The universe is 14.5 billion years old.   Of those years, we each get, at most 100.  Most of us significantly less.

Does that make us insignificant?
No.  It makes us each precious and rare.  And more....
Picture the entirety of spacetime as a geometric object, with one dimensional axis representing time.  Each of us is the owner of one small slice of that object.
Imagine your thin slice.  The past to one side and the future to the other. Even in it's full extent, it is nothing in context of all of space time.
Now, picture the slice of someone significant to you.   Put it next to yours and look at the points where it overlaps and interconnects.
Now add someone important to them...and to them...and so on.
Now add the slices of the people you have less important interactions.  Watch it fill out.

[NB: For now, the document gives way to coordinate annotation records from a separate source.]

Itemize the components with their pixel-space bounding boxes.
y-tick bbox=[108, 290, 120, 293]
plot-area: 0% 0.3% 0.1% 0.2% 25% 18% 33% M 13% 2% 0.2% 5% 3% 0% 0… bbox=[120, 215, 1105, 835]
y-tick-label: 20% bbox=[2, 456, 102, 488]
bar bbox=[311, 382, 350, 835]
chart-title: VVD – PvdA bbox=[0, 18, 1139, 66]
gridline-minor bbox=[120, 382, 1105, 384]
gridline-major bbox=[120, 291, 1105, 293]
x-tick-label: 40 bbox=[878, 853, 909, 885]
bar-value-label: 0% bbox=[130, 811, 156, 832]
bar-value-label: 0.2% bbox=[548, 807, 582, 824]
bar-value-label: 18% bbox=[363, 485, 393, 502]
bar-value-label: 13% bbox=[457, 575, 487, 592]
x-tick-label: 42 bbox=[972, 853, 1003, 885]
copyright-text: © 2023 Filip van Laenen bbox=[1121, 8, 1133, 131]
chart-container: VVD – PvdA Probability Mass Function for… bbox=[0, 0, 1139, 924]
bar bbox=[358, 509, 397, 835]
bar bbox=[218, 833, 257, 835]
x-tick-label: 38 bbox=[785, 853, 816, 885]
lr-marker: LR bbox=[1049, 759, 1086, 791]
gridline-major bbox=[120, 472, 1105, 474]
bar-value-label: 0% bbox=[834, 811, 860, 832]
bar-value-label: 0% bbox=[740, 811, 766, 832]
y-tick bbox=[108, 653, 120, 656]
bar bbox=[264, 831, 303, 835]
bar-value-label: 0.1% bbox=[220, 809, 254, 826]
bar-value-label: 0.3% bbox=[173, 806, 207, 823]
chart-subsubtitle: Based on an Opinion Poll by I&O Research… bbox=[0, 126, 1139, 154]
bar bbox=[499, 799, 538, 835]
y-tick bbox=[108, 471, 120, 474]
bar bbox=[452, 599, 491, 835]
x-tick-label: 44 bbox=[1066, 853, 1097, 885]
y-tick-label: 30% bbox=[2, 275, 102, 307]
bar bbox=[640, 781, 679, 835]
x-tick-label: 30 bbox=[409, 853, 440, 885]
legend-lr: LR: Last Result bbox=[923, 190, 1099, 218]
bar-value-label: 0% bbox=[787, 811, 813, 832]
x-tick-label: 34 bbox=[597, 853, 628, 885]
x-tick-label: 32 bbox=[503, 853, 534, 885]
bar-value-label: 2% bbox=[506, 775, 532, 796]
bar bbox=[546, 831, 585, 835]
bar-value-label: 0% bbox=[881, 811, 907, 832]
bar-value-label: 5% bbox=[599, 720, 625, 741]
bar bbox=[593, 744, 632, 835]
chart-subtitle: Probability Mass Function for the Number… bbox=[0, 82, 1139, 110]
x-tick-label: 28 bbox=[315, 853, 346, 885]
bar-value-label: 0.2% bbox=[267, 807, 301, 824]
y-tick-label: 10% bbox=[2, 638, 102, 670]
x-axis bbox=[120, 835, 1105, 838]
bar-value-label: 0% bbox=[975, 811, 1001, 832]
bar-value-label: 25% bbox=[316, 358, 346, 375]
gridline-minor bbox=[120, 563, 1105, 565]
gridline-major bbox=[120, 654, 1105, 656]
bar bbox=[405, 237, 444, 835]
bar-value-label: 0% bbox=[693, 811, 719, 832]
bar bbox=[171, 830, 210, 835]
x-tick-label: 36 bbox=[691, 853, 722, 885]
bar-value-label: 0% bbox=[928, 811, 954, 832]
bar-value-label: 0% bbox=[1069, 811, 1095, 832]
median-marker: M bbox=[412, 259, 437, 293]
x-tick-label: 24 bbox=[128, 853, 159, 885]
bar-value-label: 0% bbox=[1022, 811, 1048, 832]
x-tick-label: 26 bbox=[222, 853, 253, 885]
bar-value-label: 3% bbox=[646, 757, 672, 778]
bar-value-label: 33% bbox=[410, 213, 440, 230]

All of our slices are bound by infinitesimal points of intersection.  These intersections are even more fleeting and insignificant in the grand continuum.
But that makes them the most important thing in all of it.
Each of our moments together..each of our interactions...Sharing a cup of coffee, playing with our children, kissing a lover, paying for a magazine at a news stand...all of these are absolutely rare events in the universe.  And the odds that any two conscious entities should share one of these small intersections..well, the odds are against it.
So every moment truly is precious and special. Every interaction is important.  It took 14.5 billion years, and a trillion happy accidents to lead to you and that other having that moment of intersection.  And in the grand continuum, you will be forever entangled.